Philosophie, « Réforme Conservatrice » et État Autoritaire

4Entre 1964 et 1985, le Brésil se trouvait sous un régime militaire qui cultivait une certaine apparence d’institutionnalité [3] et qui interfère de manière centrale dans la structure de son système éducationnel. Cette période marque également la conclusion du processus d’urbanisation rapide du pays, et de la brusque rupture avec la société des décennies précédentes constituant des régions métropolitaines très grandes et très peuplées. À l’origine de ce processus, se trouvait une industrialisation « dépendante » aussi rapide, opérée par l’implantation d’entreprises à capital étranger. Dans ce contexte, l’intervention de projets d’éducation mis en place par le régime militaire avait comme dynamique la tentative, finalement inaboutie, de structuration d’un enseignement technique qui soutienne ce processus de croissance urbaine et industrielle avec la main d’œuvre nécessaire. Ainsi, l’enseignement moyen se met à être conçu comme une activité de formation professionnelle et comme une étape de la formation qui se renferme sur elle-même. Ce modèle a fait face à des problèmes dans la mesure où la propre classe moyenne brésilienne s’est révélée peu satisfaite par une formation moyenne et de profil technique, et a préféré une formation universitaire pour ses enfants laquelle, à ce moment-là, représentait une garantie d’ascension sociale. Néanmoins, une reformulation des curriculums scolaires s’est imposée. Elle se réduisait à une part de science humaine dans la formation des étudiants et augmentait le poids attribué aux sciences dures et aux disciplines associées à la formation technologique. C’est avec cette « réforme conservatrice » débutée pendant le régime et conclue en 1973 que l’enseignement de la philosophie a été exclu de l’enseignement du cycle moyen. Ce qui a fait de la défense de son retour aux programmes scolaires une lutte pour la citoyenneté, pour la qualité de l’éducation et pour le droit à la pensée critique et donc un symbole de la lutte contre un régime dictatorial.

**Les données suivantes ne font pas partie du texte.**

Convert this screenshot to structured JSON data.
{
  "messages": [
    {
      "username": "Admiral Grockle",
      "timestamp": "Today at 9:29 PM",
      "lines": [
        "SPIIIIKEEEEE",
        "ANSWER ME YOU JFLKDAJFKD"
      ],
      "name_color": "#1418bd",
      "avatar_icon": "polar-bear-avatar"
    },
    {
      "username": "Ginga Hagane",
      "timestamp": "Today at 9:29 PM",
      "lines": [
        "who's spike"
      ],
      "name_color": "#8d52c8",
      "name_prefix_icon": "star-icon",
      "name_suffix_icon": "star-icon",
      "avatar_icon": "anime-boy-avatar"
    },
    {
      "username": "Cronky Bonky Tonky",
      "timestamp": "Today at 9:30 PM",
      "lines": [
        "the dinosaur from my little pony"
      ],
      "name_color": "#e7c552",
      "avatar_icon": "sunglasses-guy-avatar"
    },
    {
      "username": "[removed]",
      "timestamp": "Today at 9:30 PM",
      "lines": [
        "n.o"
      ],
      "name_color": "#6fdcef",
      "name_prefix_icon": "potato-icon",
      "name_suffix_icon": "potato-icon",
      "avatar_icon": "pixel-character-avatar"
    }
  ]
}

5La présence effective de l’enseignement de la philosophie dans les écoles remontait un peu après le début des années soixante et, ainsi, à la période précédant la grande expansion de l’éducation publique brésilienne (réalisée en début des années soixante-dix, avec le dédoublement du vigoureux processus de croissance urbaine dont nous avons parlé précédemment). Même dans ce contexte-là, sa présence n’était pas générale et n’avait certainement pas un rôle plus central, en particulier du fait du caractère insipide, à l’époque, de la recherche en philosophie. L’intervention du régime a justement empêché la participation de l’enseignement de la philosophie dans ce contexte d’universalisation de l’accès de groupes urbains à l’éducation. Comme résultat, à partir de la fin des années soixante et le début des années soixante-dix [4], toute une génération n’a eu accès à la philosophie que de manière informelle, et son enseignement tout comme son étude régulière étaient donc restreints aux universités – et, même à l’intérieur de l’université, avec toutes les limitations que la censure et les persécutions politiques imposaient. L’absence d’enseignement de la philosophie dans ce contexte, ainsi que les reformulations de l’enseignement de l’histoire et de la géographie, se présentent comme l’expression de la conception de l’éducation qui domine les politiques de la période [5], où se crée l’idée qu’une grande formation doit se limiter à une élite nationale, et que la plupart de la population doit être qualifiée comme main d’œuvre technique et associée aux intérêts du marché.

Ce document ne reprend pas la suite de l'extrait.